Jest specyficzny delikatnie mówiąc :D Zdecydowanie wyróżnia się od pozostałych, King napisał go będąc jeszcze bardzo młodym pisarzem, co widać. Zresztą on sam po chyba 25 latach wydał poprawioną wersję pierwszego tomu, niejako przyznając się, że do ideału 'trochę' brakuje ;)
Akurat Mroczna Wieża jest wybitną serią, acz mega specyficzną i nie każdemu podpasuje. Jednak oceniać ją po pierwszym tomie to błąd, bo pierwszy tom to tylko takie wprowadzenie do historii, ciekawie się robi w kolejnych tomach.
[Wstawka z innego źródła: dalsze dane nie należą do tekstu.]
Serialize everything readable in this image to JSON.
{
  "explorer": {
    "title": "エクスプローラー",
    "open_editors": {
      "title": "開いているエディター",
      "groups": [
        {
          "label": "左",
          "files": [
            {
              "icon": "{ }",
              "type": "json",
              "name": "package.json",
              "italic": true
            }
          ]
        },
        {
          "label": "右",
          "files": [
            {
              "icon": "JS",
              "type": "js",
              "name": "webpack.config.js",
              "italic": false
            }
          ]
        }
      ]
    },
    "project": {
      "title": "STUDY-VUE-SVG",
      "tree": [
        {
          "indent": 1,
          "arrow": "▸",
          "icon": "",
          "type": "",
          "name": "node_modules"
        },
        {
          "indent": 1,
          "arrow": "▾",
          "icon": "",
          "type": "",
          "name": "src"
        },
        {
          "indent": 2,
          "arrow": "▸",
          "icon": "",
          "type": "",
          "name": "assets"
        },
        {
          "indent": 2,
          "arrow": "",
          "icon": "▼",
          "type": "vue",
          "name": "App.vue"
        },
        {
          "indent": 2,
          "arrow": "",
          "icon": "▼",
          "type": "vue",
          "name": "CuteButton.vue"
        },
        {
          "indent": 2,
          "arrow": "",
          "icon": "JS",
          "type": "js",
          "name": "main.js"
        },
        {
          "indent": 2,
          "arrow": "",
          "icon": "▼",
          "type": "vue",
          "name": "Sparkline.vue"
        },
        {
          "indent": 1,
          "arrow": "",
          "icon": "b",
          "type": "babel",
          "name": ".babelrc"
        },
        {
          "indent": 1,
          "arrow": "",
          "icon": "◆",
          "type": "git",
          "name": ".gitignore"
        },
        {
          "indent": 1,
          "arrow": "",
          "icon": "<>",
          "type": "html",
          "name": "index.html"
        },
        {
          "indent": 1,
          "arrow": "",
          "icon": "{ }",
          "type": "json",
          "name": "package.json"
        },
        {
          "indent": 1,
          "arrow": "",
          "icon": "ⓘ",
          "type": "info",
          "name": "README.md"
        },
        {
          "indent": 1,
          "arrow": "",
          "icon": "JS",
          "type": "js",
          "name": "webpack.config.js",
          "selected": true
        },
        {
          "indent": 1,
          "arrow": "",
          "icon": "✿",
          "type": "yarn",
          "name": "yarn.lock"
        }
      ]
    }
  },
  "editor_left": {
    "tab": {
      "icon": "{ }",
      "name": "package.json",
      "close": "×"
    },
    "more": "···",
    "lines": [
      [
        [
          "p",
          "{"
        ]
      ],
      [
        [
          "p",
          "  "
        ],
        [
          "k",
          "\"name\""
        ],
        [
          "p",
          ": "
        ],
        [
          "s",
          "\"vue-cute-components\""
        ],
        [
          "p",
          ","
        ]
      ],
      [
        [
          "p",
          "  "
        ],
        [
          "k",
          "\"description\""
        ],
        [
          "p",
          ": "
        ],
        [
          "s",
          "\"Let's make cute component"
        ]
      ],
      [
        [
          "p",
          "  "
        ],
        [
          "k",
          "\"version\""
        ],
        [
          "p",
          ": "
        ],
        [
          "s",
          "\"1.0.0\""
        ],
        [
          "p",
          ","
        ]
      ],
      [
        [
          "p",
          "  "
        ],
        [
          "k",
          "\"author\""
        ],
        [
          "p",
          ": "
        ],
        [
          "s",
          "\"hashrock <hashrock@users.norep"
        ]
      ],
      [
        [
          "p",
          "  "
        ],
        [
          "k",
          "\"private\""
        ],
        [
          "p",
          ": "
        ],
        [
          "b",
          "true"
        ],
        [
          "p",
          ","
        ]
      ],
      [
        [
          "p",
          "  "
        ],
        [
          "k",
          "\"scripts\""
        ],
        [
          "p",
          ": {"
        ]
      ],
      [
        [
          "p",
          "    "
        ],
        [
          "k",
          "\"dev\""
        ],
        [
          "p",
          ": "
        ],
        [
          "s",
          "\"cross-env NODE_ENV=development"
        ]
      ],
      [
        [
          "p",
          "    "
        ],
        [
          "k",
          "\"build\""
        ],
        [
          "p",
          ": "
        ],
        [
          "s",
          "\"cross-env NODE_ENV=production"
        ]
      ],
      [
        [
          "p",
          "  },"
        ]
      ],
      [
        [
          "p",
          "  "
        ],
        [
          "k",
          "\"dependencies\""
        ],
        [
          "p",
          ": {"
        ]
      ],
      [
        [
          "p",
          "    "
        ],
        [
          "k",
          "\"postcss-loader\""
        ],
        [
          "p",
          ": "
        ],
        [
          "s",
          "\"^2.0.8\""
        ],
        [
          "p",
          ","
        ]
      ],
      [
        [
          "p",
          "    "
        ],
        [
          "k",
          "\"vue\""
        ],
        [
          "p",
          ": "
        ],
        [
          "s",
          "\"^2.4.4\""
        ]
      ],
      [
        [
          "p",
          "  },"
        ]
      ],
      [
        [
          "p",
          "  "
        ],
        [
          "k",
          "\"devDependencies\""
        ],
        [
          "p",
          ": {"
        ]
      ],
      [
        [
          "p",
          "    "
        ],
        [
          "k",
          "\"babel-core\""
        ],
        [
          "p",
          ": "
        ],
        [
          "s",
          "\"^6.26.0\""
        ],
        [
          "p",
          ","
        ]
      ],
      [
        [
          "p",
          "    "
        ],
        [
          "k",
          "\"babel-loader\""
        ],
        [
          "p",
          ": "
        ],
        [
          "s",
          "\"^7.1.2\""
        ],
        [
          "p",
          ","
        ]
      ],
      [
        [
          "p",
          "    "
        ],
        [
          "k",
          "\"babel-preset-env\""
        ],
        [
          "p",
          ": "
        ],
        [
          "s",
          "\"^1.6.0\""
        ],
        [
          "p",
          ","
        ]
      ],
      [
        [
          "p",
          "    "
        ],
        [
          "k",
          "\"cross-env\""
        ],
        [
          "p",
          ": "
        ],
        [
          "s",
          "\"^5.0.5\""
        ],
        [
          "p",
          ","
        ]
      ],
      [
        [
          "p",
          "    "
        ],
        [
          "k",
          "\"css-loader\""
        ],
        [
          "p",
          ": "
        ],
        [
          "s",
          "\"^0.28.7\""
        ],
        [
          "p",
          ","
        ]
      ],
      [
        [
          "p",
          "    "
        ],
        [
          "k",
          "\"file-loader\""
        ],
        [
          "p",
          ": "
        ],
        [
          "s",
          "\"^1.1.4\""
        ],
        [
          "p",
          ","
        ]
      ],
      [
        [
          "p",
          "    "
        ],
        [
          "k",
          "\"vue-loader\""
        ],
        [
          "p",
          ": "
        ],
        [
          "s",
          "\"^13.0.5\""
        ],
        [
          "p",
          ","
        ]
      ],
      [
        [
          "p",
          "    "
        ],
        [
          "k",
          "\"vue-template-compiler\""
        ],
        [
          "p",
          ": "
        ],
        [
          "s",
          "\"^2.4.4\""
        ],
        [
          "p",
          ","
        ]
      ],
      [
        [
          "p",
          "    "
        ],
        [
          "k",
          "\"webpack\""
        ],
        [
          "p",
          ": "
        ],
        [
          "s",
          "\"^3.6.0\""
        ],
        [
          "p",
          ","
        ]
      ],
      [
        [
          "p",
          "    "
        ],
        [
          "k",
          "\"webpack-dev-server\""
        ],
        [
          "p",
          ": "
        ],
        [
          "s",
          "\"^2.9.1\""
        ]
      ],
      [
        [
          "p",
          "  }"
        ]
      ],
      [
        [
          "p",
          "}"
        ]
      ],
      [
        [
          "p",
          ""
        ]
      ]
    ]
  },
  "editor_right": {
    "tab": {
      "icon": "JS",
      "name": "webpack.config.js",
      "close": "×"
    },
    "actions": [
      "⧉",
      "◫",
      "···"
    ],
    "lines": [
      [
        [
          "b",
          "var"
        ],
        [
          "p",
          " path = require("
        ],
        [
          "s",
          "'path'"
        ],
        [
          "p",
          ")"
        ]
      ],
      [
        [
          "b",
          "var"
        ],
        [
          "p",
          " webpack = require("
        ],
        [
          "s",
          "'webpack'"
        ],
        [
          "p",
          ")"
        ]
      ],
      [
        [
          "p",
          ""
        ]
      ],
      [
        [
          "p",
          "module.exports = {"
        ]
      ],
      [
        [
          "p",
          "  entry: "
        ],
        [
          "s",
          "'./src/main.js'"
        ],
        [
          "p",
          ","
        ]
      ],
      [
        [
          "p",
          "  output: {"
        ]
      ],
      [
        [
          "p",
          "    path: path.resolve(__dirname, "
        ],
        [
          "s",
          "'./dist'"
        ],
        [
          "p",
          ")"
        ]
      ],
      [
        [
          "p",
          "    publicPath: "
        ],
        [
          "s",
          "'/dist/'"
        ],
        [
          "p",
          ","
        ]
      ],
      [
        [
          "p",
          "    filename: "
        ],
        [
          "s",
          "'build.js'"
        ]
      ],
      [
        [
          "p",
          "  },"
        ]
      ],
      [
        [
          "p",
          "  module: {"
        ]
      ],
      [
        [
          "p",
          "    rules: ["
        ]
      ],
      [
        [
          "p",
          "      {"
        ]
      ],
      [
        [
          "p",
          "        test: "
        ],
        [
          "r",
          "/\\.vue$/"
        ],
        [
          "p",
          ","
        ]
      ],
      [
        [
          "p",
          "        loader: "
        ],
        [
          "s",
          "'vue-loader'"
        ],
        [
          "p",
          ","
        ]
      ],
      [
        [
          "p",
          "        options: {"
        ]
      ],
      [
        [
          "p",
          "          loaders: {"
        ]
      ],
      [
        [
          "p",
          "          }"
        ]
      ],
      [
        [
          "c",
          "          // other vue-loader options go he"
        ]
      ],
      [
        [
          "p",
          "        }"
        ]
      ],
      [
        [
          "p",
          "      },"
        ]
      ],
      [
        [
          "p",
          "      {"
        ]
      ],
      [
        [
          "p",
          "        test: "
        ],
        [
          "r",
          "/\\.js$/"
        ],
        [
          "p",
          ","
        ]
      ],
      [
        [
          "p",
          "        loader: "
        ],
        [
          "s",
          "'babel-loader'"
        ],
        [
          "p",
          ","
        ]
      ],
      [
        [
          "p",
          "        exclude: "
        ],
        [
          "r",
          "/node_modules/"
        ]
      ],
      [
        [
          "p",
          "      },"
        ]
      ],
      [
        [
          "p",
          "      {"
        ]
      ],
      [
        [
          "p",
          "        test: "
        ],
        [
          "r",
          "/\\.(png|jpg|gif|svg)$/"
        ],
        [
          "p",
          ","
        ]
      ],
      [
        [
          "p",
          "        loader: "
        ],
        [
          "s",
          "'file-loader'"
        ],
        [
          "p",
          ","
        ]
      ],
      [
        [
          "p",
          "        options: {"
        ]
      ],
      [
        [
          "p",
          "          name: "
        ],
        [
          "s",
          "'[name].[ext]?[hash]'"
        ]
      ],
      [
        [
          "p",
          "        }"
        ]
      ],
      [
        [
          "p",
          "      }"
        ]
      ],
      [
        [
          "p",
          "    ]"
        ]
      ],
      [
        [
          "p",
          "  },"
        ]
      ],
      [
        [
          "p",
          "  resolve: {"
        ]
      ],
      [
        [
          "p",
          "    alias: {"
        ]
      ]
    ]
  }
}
Mam tak samo z Neilem Gaimanem! Przeczytałam wiele jego książek, ale przez jego opowiadania jakoś nie potrafię przebrnąć do końca. Październik w fotelu również bardzo mi się podobał, ale to chyba jedyne tak wybitne. Mam chyba trzy zbiory tych opowiadań w tych pięknych, lecz piekielnie drogich jak na treść wydaniach, więc pewnie kiedyś je skończę, ale oj, coś mi się nie spieszy...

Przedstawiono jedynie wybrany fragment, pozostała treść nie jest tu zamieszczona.